A team within Microsoft recently released an update for Visual Studio 2010 that incorporates support for HTML5 with Intellisense enhancements HTML5 elements and CSS3 declarations. We have reported that ASP.Net would be a good choice for writing HTML5 sites, and Microsoft confirmed a similar roadmap for HTML5 at MIX11; but now, you no longer have to wait for the next version of Visual Studio to integrate HTML5, along with CSS3, this update brings next generation web support to Visual Studio 2010.

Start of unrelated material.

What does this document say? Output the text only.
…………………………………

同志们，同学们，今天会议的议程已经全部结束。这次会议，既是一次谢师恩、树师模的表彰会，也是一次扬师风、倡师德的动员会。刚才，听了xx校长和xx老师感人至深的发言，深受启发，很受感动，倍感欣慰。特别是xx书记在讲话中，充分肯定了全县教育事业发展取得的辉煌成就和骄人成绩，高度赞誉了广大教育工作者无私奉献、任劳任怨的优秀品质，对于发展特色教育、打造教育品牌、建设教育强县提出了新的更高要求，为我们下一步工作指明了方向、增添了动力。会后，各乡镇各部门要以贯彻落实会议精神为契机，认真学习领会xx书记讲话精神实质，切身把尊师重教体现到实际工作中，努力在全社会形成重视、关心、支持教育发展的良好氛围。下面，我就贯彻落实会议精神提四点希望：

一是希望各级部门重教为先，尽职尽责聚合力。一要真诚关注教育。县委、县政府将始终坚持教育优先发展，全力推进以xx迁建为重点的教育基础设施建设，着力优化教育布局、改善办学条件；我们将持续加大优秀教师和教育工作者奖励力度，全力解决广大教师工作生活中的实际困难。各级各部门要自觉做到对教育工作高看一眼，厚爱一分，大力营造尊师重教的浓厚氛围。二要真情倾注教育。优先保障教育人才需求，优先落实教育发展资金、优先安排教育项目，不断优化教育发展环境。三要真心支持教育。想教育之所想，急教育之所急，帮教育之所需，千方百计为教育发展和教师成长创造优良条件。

Announced over at Scott Hanselman’s blog, the web standards update for Viusal Studio 2010 provides Intellisense support for numerous HTML5 features, CSS3 effects, and browser APIs. Some HTML5 features that are supported include the video and audio tags, new input types, accessibility standards, microdata, and schema metadata. CSS3 improvements include 2- and 3D transforms, animations, transitions, fonts, speech, and much more of the CSS3 toolkit. The Geo-location and local storage support has full intellisense and validation. Additionally, they also, somewhat surprisingly, offer up browser specific prefixs for the CSS graceful degradation and future-proofing.
Using this update for intellisense support in Visual Studio 2010 is a helpful way to be sure you are getting the HTML5 and CSS3 declarations correct through IDE feedback. Once the editor is setup to recognize and validate the HTML5 and CSS3, development strategies must form to take advantage of HTML5 in your projects. Following the instructional advice from Rachel Appel on using HTML5 in ASP.Net MVC 3 applications, along with a health dose of HTML5 Boilerplate and the lessons of Dan Wahlin on using HTML5 Boilerplate, will give you a head-start in the beginning of your HTML5 development on the .Net platform.